Le débat a duré plus d’une heure, mais pour moi, c’était cinq minutes. Peut-être était-ce dû au fait qu’il ne s’agissait pas d’un simple débat savant. Les politiques, les pratiques et, en fin de compte, la prestation des soins dépendent de la manière dont ces idées se concrétisent dans différents contextes locaux, nationaux et transnationaux. J’étais très reconnaissant aux organisateurs d’avoir ouvert cet espace de dialogue authentique, à l’expert modérateur Dr. Kamaldeep Bhui et à Patel et Kirmayer de leur détermination à exprimer leurs positions et à écouter attentivement les points de vue de chacun.

En tant que personne travaillant dans l’espace mondial de la santé mentale, je pourrais certainement relier les deux points de vue. Que ce soit au Tadjikistan, au Kosovo, en Turquie ou à Chicago, mes collègues et moi-même sommes résolus à fournir des services de santé mentale à ceux qui en ont besoin et ce, dans le respect des croyances et des pratiques socioculturelles. Nous ne considérons pas ceux-ci comme incompatibles ou en concurrence, mais bien comme un double défi à relever.

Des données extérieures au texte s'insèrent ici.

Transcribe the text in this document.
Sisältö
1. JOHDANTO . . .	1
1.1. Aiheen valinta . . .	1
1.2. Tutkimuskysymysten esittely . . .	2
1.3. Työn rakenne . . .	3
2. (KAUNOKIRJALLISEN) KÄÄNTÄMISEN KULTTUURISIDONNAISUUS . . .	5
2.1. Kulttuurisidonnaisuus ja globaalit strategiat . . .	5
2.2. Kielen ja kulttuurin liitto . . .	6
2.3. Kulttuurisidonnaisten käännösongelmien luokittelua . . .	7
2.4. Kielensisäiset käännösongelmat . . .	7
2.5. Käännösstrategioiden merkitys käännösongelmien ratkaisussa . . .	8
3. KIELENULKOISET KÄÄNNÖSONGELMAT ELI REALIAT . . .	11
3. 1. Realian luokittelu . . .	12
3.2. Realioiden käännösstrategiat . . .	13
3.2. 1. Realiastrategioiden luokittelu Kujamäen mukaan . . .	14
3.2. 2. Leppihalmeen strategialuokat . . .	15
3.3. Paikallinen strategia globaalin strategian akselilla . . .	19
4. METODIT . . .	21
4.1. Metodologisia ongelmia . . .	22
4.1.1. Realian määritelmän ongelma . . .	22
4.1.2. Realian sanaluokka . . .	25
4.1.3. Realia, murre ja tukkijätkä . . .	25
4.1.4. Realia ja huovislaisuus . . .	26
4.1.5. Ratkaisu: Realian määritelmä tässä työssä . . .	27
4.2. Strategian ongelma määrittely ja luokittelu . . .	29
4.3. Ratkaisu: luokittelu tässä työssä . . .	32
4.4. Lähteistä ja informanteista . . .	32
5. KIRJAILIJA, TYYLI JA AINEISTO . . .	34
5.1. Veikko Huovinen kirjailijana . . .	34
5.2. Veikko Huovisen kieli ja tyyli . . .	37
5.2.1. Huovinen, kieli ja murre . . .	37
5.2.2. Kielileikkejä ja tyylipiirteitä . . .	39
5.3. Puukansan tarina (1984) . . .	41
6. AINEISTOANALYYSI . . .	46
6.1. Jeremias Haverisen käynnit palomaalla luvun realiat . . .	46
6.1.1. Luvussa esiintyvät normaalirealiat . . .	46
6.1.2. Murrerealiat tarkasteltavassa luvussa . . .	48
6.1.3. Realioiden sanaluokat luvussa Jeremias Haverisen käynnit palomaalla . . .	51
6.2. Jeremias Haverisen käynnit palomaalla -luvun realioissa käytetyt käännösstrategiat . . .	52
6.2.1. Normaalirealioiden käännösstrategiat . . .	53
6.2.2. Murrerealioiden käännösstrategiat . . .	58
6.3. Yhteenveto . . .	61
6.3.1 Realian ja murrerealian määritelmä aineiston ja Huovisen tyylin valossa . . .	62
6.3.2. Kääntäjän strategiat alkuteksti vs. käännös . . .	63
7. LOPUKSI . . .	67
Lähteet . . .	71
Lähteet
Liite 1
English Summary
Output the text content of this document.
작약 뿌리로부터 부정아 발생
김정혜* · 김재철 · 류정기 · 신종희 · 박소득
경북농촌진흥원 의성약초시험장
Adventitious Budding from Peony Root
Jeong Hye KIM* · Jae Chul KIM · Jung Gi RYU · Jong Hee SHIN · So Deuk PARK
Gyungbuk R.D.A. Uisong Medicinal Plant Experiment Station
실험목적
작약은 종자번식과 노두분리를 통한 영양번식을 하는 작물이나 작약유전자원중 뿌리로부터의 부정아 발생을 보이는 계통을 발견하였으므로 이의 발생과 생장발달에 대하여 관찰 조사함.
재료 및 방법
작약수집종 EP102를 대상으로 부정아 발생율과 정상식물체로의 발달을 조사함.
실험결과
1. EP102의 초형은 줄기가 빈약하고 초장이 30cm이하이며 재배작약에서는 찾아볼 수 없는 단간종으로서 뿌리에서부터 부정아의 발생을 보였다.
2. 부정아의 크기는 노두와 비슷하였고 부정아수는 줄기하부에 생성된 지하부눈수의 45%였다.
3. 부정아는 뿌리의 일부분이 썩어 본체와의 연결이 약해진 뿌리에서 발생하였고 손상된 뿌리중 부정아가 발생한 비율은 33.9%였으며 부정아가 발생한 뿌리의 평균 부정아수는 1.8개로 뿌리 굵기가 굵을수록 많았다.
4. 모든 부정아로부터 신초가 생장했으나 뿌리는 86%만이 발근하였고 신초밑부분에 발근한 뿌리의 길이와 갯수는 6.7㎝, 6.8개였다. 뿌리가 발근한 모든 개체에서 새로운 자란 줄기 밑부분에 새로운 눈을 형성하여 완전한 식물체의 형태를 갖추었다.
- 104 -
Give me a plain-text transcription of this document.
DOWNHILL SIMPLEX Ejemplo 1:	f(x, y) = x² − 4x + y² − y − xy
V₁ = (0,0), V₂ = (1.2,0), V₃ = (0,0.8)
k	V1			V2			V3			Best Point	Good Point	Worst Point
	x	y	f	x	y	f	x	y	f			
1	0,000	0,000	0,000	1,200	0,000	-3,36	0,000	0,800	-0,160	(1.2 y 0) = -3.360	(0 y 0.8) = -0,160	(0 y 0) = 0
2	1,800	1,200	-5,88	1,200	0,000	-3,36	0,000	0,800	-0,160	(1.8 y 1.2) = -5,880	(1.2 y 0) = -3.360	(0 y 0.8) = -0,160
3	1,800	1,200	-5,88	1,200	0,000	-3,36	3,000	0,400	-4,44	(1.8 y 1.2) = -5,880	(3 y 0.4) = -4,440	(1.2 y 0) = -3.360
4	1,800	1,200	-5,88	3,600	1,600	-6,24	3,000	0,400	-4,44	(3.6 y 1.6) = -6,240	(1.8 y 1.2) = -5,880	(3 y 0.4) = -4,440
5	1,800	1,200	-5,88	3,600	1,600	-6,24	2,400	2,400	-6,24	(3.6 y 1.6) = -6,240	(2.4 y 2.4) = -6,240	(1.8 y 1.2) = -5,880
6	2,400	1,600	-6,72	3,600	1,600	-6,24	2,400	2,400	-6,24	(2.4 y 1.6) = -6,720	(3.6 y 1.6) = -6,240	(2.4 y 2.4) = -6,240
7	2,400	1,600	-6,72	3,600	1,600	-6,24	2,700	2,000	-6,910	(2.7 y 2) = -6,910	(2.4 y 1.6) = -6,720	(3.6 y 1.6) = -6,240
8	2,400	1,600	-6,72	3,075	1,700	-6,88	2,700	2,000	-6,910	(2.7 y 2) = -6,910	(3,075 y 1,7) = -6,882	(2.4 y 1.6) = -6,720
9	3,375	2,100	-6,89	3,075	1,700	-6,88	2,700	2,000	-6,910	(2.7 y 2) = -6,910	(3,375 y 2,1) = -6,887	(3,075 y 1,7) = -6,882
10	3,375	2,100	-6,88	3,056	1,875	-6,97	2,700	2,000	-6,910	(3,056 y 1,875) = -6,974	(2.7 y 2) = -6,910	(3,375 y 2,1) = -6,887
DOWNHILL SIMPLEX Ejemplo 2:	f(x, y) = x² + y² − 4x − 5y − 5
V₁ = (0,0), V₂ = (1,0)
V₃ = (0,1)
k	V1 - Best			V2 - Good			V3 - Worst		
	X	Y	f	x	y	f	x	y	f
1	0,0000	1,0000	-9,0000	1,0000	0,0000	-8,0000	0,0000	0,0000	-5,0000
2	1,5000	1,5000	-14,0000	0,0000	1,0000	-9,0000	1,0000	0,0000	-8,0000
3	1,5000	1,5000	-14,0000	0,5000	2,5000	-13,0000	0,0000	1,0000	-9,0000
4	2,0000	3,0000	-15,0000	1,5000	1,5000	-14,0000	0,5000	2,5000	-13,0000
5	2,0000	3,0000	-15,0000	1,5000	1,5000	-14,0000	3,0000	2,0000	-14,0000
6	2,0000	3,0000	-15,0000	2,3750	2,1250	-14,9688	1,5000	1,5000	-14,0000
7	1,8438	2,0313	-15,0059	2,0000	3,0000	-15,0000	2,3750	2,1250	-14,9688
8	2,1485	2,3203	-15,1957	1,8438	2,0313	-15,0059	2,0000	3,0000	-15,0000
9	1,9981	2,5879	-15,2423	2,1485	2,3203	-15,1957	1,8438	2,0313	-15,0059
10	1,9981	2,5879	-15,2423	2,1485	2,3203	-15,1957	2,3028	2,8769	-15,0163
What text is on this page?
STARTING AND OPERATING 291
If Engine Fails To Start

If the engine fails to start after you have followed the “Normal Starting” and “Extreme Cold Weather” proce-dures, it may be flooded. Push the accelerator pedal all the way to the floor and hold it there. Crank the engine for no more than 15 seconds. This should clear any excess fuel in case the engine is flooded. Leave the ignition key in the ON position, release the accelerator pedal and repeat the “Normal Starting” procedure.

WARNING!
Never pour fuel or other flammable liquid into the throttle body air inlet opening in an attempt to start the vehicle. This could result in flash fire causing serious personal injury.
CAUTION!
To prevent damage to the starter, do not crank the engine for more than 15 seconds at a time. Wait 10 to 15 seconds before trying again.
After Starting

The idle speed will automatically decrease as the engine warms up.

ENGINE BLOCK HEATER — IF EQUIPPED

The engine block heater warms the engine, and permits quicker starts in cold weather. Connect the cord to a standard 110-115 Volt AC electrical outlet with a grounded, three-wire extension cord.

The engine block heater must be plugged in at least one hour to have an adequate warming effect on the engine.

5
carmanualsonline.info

Par exemple, au Tadjikistan, nous avons mis au point une nouvelle intervention en soins intensifs pour les femmes souffrant de dépression relevant de soins primaires, sur la base de pratiques éprouvées basées aux États-Unis. Nous avons tout d’abord dû l’adapter soigneusement au contexte local, en ne le traduisant pas uniquement dans la langue locale, mais aussi l’introduction de proverbes et de métaphores locaux; insérer des exemples de cas culturellement pertinents; clarifier de nouveaux concepts (p. ex. récupération) et engager des infirmières et des pairs pour effectuer l’intervention.

De même, cet après-midi d’automne, Patel a reconnu les inquiétudes du psychiatre culturel concernant les limites de l’encadrement biomédical et Kirmayer a plaidé pour la nécessité d’accroître l’accès aux services de santé mentale dans les pays à faibles ressources.

Patel a évoqué une étape récente dans la santé mentale mondiale – la «Commission Lancet sur la santé mentale mondiale et le développement durable», qui vient de paraître. Cette publication qui définit un programme recadre le programme mondial de santé mentale en relation avec les objectifs de développement durable. Son objectif est d’améliorer la santé mentale de populations entières et de réduire la contribution des troubles mentaux au fardeau mondial de la maladie. Il déclare: «Nous croyons à la fois au droit inhérent de chaque personne à la santé mentale et à l’idée que la santé mentale peut faciliter un développement socio-économique durable, améliorer la santé en général et créer un monde plus équitable.

La Commission Lancet appelle les dirigeants politiques, les décideurs, les agences de développement, les praticiens de la santé et de la santé mentale, les chercheurs et le secteur des technologies à prendre des mesures clés. Dans le même temps, il intègre les préoccupations de Kirmayer en attirant l’attention sur le rôle de la culture dans la «protection de la santé mentale par le biais d’une culture et d’une identité partagées», en particulier par le biais des familles.

Pour les années à venir, ceux d’entre nous qui travaillons au renforcement des capacités en santé mentale dans les pays à ressources limitées déballeront la dépêche de la Commission Lancet et affineront leurs propres stratégies pour équilibrer les tensions mondiales et locales. Ce faisant, je compte bien continuer à répondre au double défi énoncé cet après-midi d’automne à University Hall.

Références

Patel V, Saxena S, C Lund, G Thornicroft, F Baingana, P Bolton, Chisholm D, Collins PY, Cooper JL, Eaton J, Herrman H, HUKALLALLAH, HUANG Y, Jordans MJD, Kleinman A, Medina Mora ME, Morgan E, Niaz U, O Omigbodun, Prince M, Rahman A, Saraceno B, Sarkar BK, De Silva M., Singh I, DJ Stein, Sunkel C et UnÜtzer J. Commission du Lancet sur la santé mentale dans le monde et le développement durable. Lancette. 9 oct. 2018 pii: S0140-6736 (18) 31612-X. doi: 10.1016 / S0140-6736 (18) 31612-X. [Epub ahead of print] Révision. PubMed PMID: 30314863.